Die Offline- und Online Customer-Journey-Strategie muss im gesamten Unternehmen implementiert werden. Die Customer-Journey umfasst die gesamte Kundenreise einer Buyer Persona vom ersten bis zum letzten Kontakt.

Alle im Unternehmen müssen dafür sorgen, dass das Kundenerlebnis nahtlos und positiv verläuft und die Touchpoints zwischen Unternehmen und Buyer Persona in allen Phasen dem Käufer ein besonderes Erlebnis bietet und optimal betreut wird.

Daher ist es wichtig, dass Kundendaten geteilt werden. Was der Vertrieb weiss, muss dem Service weitergegeben werden. Es darf zu keinem Informationsverlust kommen.

Wenn ein externer Dienstleister in Anspruch genommen wird zum Beispiel in Form eines Call Centers, müssen Ziele, Strategie und Kommunikation mit dem Vertrieb und dem Service abgestimmt sein und es darf keine Qualitätsunterschiede geben.

Wenn Vertrieb und Service über Ziele, Strategie und Kommunikation der anderen Bereiche nichts wissen, können sie nicht richtig zuarbeiten.
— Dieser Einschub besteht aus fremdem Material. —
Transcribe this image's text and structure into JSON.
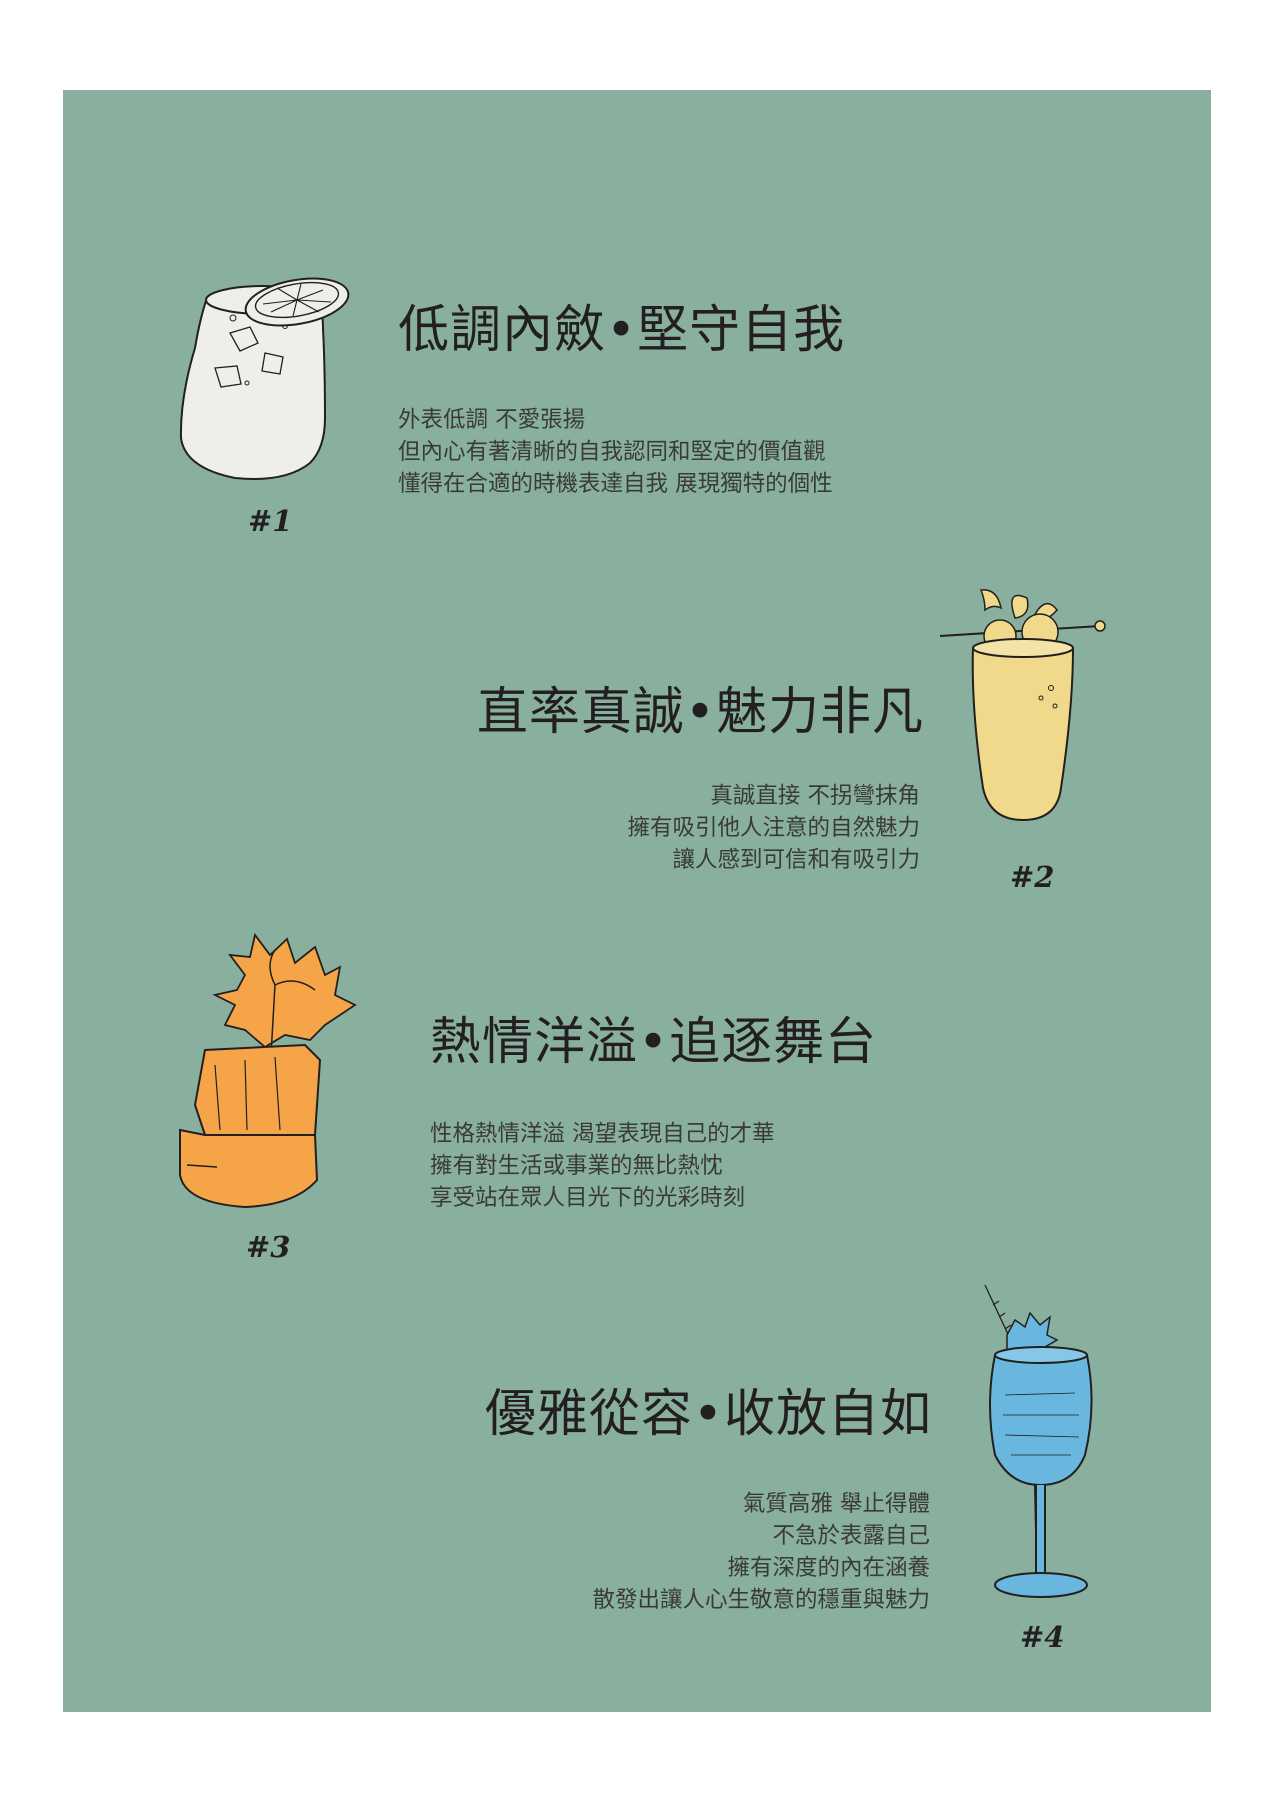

So werden Möglichkeiten und Chancen zur besseren Kundenbetreuung und Kundenpflege verpasst und der Kunde wird flüchtig und sucht einen anderen Anbieter. Daraus entstehen aktive Abrater statt aktive positive Empfehler.

Um individuelle Customer-Journeys zu gewährleisten, muss jeder Kunde als Individuum wahrgenommen werden. Dadurch spielen sowohl technische als auch soziale Kompetenzen eine grosse Rolle. Dem Kunden mit authentischem Auftritt begegnen. Das heisst, echt, ungekünstelt und glaubwürdig und mit Empathie auf seine Bedürfnisse eingehen.

Das Kundenprofil sollte nicht nur demografische Merkmale enthalten, sondern auch Kommunikationsstil, Bedürfnisse, Verhalten und Vorlieben. Die Offline- und Online- Kommunikationskanäle sollten möglichst nahtlos aufeinander abgestimmt sein. Zuvor sollte man prüfen, welche Kanäle wie von den Kunden genutzt werden.

Wichtig ist zu wissen, wie und wo der Kunde mit dem Unternehmen Kontakt aufnimmt und zu welchem Zweck. Dadurch sollte man ein Content-Mapping erstellen und eine klare Content-Struktur haben, wo und an wen der Content kommuniziert werden soll. Ein Content-Mapping zeigt auf, welche Personen auf welchen Plattformen welche Inhalte benötigen.

Wer alle Touchpoints des Kunden identifizieren kann, ist auch in der Lage zu überprüfen, ob der Kunde das Unternehmen verlassen will. Damit hat man die Chance, schnell zu reagieren und für den Kunden eine zufriedenstellende Lösung zu finden.

Um Kundenerlebnisse zu bewerten und zu optimieren, lassen sich online zahlreiche Daten sammeln und auswerten. Wichtig ist, dass alle Unternehmensbereiche Zugang zu den aktuellsten Daten haben.

Der erste Eindruck zählt, der letzte prägt sich ein. In den meisten Fällen ist das Marketing der erste Eindruck, den ein (potenzieller) Kunde von einem Unternehmen bekommt. Wenn aber das Kundenerlebnis in anderen Bereichen enttäuscht wird, dann zählt der letzte Eindruck und das hochwertige Produkt ist wertlos. Denn schlechten Service vergisst der Kunde nie.